Letter to the Editor: Intravital imaging of the association between intravascular neutrophil extracellular traps and microvascular obstruction using multiphoton microscopy.

Abstract

TO THE EDITOR: We read with great interest, in the American Journal of Physiology-Heart and Circulatory Physiology, the article by Ge and colleagues (3) regarding neutrophil extracellular trap (NET)-induced myocardial no-reflow in ischemiareperfusion (I/R) injury. The authors demonstrated that NET formation was detected in I/R-challenged myocardium of animal model, and the combination treatment of DNase I and recombinant tissue-type plasminogen activator (rt-PA) is synergistically more effective than DNase I or rt-PA alone regarding I/R-induced ischemic region, infarct size, and left ventricular remodeling. Since NETs have been reported to mediate microvascular thrombosis (1, 2), they concluded that the combination of DNase I (targeting NETs) and rt-PA (targeting fibrin) could reduce NET-mediated microcirculation obstruction and improve coronary artery patency. However, they did not clearly show either intravascular NETs in rat myocardium or decreased NET-mediated microvascular thrombosis. We recently reported the association between intravascular NETs and tissue microcirculation in a murine sepsis model by intravital imaging using two photon laser-scanning microscopy (4).
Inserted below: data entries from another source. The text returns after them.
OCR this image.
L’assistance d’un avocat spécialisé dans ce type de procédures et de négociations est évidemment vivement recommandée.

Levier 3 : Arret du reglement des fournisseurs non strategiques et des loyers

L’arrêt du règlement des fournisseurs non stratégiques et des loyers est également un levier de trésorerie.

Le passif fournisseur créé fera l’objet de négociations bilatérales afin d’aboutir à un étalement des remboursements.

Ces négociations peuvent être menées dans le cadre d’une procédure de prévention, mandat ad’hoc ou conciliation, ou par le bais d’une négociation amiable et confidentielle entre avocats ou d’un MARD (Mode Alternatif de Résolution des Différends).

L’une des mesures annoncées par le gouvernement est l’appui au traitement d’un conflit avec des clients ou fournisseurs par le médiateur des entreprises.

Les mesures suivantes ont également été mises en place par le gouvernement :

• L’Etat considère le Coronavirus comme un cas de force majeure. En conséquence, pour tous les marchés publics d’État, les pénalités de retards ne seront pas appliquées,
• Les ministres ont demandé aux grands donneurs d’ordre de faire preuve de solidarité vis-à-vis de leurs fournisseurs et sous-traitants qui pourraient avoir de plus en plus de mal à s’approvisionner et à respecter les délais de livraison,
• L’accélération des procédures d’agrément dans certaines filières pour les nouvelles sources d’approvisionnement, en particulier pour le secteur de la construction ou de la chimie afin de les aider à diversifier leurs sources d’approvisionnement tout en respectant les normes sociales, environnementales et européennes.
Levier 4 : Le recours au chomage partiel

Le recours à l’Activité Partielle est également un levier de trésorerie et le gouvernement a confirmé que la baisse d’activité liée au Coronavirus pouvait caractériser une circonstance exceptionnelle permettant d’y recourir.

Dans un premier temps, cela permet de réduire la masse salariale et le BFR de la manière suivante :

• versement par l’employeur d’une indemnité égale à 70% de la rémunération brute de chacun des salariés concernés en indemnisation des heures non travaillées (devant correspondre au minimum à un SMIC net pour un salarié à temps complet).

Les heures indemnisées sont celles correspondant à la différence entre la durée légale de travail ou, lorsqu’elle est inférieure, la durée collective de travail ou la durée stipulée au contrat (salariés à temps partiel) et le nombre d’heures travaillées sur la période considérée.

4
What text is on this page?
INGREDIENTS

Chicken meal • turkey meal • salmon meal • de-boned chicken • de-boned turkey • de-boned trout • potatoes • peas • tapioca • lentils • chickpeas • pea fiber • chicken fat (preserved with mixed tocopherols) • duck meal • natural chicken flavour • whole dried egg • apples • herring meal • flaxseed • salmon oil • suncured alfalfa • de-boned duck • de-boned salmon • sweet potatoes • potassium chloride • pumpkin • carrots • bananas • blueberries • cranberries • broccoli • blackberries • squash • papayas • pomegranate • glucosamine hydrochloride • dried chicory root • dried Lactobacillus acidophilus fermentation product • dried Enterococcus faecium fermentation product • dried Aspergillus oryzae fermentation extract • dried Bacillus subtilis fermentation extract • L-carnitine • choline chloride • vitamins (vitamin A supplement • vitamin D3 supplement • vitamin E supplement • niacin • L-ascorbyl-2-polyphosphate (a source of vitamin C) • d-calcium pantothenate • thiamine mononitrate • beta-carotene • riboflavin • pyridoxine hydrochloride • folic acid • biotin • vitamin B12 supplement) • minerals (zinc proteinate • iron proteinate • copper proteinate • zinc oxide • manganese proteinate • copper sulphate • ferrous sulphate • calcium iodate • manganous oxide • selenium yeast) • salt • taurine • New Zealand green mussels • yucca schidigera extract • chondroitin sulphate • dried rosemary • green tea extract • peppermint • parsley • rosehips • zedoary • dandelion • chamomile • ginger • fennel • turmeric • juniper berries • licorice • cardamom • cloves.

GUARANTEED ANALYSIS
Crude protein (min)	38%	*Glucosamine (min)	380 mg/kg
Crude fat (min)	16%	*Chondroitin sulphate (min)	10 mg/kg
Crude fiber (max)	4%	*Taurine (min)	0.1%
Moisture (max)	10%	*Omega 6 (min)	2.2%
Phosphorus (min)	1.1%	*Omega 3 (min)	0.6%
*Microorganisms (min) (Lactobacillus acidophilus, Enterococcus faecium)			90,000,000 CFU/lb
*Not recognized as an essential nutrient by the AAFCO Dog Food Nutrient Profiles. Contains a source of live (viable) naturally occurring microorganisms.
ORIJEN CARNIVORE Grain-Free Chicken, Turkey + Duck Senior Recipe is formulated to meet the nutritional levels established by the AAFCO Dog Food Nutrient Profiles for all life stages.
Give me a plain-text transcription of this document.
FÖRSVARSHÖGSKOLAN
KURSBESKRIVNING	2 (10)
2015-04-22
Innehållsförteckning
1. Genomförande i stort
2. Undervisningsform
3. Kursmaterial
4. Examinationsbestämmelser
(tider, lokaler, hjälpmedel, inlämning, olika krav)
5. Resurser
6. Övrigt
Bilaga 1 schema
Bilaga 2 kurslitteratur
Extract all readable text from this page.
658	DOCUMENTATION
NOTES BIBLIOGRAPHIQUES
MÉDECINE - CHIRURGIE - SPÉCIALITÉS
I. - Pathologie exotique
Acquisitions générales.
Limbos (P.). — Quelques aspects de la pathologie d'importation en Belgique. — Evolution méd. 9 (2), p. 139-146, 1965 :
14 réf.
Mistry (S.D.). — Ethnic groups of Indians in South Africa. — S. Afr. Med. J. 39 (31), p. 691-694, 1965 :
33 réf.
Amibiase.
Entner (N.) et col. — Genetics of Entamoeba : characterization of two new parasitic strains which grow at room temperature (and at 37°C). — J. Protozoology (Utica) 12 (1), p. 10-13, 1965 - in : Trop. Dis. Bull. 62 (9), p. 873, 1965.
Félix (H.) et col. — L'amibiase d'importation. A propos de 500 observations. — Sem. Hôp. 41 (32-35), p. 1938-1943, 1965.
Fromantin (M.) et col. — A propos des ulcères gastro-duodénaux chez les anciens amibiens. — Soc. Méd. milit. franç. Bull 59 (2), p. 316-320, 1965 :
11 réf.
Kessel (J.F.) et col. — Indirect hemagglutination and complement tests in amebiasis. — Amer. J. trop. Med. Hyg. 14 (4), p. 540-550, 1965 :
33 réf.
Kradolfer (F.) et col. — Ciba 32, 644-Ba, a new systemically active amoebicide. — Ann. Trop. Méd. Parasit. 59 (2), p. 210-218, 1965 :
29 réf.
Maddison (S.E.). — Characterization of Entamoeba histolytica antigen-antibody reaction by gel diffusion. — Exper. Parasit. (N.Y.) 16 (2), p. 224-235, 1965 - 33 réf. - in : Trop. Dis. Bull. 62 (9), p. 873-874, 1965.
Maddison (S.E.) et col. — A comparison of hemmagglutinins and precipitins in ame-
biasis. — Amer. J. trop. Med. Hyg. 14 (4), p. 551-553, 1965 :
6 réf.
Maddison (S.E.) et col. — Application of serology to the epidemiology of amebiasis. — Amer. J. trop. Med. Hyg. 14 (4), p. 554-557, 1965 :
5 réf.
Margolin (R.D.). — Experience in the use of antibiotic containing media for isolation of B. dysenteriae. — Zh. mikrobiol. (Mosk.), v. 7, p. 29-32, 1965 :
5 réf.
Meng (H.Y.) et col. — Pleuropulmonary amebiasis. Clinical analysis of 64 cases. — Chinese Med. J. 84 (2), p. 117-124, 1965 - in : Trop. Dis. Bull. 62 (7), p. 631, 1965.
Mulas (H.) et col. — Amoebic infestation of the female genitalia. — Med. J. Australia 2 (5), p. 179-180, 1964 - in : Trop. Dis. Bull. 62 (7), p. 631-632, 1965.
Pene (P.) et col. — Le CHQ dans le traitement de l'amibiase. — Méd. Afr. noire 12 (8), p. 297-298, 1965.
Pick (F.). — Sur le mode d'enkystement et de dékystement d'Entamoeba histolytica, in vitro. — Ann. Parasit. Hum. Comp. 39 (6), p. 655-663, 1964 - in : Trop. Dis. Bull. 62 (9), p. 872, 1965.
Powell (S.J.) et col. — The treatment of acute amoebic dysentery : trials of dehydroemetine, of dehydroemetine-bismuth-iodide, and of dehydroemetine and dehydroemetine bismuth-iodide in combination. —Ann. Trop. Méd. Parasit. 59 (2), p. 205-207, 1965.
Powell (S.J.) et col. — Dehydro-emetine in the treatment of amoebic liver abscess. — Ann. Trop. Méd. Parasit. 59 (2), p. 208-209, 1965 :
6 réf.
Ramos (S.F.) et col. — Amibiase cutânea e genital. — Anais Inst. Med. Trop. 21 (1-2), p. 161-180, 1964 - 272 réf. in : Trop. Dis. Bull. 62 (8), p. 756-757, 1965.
We clearly observed two forms of intravascular NETs: circulating cell-free NETs that were released away from neutrophils and anchored NETs that were anchored to neutrophils in vivo real time. In lipopolysaccharide-induced sepsis model, circulating cell-free NETs interacted with platelets or vascular endothelium. Cell-free NETs appeared to be associated with platelet thrombus formation, the formation of platelet aggregates or leukocyte-platelet aggregates in both arterioles and venules of the intestine. Furthermore, intravascular NETs were degraded by intravenous injection of DNase I with a decrease in both its size and shape. Our observations support the findings of Ge and colleagues (3), which may indicate the reduction of NET-mediated microcirculation obstruction by DNase I and subsequent improvement of coronary artery patency. The work of Ge and colleagues (3) is enough worthy of praise as it is. If added, intravital imaging of improved NETmediated thrombotic obstruction by DNase I plus rt-PA will directly prove its significance as treatment of myocardial I/R injury.